Big Ass Spider

Year: 2014
Production Co: Epic Pictures Group
Director: Mike Mendez
Writer: Gregory Gieras
Cast: Greg Grunberg, Ray Wise

Ever heard of the thriller Pacific Air Flight 121? Of course you haven't, because the working title given to the project while it was in development – Snakes on a Plane – became the mission statement of the movie, whipping up such online fandom it resulted in reshoots to amp up the violence, schlock and language ('motherfucking snakes', etc). It's said star Samuel L Jackson insisted the movie retain the title on the script he read because it was the whole reason he signed on.

The same might have been said about Big Ass Spider, except that the project was intended as a cheap B movie riot from the get go. From the Hispanic security guard comic sidekick to the inexplicably hot army female officer who falls for shlubby hero Alex (Greg Grunberg) way too fast, director Mike Mendez is prepared to sacrifice any amount of realism, narrative integrity or sense on the altar of cheap thrills (and laughs).

We start on a disconcertingly inventive slo-mo shot of exterminator Alex walking slowly down a street in downtown LA to soulful music, ashes falling down, his face black with soot and the landscape around him a warzone.

Then we cut to the titular monster, a black widow the size of an aircraft carrier attacking the upper floors of the US Bank building, and all pretense of style is jettisoned.

The creature is the result of an army experiment gone awry, and the cliches quickly pile up, from the eccentric Eurotrash scientist who created it to the no-nonsense commander (Ray Wise of Twin Peaks and Robocop fame) trying to contain a situation growing worse (and bigger) by the minute.

After Alex stumbles into the fray when the creature's still only the size of a rat in a local hospital, the plot conspires to throw him in with the army goons hunting the beast down. Soon it's up to he and his South-of-the-border Robin to save the day, the girl and LA.

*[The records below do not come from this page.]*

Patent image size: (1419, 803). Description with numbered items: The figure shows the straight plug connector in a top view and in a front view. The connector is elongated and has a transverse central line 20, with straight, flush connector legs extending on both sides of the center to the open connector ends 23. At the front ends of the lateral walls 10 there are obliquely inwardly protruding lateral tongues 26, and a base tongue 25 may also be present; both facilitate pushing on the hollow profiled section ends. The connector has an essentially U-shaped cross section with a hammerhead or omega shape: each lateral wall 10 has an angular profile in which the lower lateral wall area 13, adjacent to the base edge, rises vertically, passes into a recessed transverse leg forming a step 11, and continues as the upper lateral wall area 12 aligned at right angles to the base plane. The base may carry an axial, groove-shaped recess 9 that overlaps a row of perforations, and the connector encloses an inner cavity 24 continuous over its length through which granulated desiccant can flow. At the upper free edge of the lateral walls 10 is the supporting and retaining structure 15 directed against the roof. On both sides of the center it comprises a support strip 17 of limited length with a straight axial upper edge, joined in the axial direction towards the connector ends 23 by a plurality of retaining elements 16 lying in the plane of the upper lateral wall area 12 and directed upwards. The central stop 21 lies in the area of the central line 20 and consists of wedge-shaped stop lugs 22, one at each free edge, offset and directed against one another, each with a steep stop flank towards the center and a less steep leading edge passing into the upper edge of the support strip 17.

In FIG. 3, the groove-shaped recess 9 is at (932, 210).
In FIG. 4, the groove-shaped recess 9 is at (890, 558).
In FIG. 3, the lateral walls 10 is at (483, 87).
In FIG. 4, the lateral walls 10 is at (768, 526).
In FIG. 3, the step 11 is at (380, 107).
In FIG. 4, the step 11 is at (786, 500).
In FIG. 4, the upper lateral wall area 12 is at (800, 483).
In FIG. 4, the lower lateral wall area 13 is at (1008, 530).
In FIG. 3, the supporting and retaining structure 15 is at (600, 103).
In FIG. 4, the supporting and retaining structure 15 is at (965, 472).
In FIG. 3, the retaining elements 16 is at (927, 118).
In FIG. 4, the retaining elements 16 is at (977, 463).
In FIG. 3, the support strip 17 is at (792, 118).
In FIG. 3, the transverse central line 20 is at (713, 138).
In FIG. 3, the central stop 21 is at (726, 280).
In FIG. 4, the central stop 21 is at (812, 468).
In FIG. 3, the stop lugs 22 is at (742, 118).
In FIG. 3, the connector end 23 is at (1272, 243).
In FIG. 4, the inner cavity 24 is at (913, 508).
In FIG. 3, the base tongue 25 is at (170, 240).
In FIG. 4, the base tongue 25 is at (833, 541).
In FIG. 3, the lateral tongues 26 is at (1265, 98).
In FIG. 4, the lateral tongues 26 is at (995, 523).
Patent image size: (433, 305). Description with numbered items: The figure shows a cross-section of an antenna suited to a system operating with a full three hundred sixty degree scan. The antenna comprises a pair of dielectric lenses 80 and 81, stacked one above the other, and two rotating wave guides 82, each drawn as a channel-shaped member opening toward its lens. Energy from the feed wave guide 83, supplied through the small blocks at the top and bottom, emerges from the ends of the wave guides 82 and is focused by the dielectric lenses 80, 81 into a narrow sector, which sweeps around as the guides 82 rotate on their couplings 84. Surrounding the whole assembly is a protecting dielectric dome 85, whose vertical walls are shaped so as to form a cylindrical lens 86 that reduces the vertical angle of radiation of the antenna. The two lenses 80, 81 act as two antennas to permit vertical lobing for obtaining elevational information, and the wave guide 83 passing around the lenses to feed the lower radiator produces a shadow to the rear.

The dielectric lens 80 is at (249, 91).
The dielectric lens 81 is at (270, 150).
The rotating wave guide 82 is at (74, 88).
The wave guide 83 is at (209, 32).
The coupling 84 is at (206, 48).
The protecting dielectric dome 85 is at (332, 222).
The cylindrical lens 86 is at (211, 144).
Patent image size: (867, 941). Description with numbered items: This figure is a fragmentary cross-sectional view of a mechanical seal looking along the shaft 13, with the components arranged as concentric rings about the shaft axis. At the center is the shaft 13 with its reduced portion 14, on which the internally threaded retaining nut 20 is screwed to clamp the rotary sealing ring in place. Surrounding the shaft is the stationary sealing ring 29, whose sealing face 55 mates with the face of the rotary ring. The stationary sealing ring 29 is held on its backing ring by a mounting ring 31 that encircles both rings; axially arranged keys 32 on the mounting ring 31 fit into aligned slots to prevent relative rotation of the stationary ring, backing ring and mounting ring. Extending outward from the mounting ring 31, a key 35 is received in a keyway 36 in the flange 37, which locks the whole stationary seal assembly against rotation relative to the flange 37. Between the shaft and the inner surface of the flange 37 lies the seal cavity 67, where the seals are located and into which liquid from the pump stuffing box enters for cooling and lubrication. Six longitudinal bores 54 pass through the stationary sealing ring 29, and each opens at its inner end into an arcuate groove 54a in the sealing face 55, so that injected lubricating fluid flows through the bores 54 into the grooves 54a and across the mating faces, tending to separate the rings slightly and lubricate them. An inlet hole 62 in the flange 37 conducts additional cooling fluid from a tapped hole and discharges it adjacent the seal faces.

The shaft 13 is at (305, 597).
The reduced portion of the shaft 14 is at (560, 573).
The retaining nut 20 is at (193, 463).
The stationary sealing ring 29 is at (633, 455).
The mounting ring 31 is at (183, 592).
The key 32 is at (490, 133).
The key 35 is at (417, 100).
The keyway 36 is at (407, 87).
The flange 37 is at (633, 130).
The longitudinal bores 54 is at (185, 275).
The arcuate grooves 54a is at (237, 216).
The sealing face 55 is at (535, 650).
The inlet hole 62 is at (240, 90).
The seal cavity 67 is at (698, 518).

The effects are far from seamless, the spider and effects it has on the environment very video game-y in most of the daylight scenes, and Mendez is far more concerned with getting to the next arachnid attack than he is with quality in the performances or script.

But paying good money for a movie called Big Ass Spider automatically negates your right to complain about the result. Watch it now, it's unlikely to get a secondary boost thanks to Oscar recognition.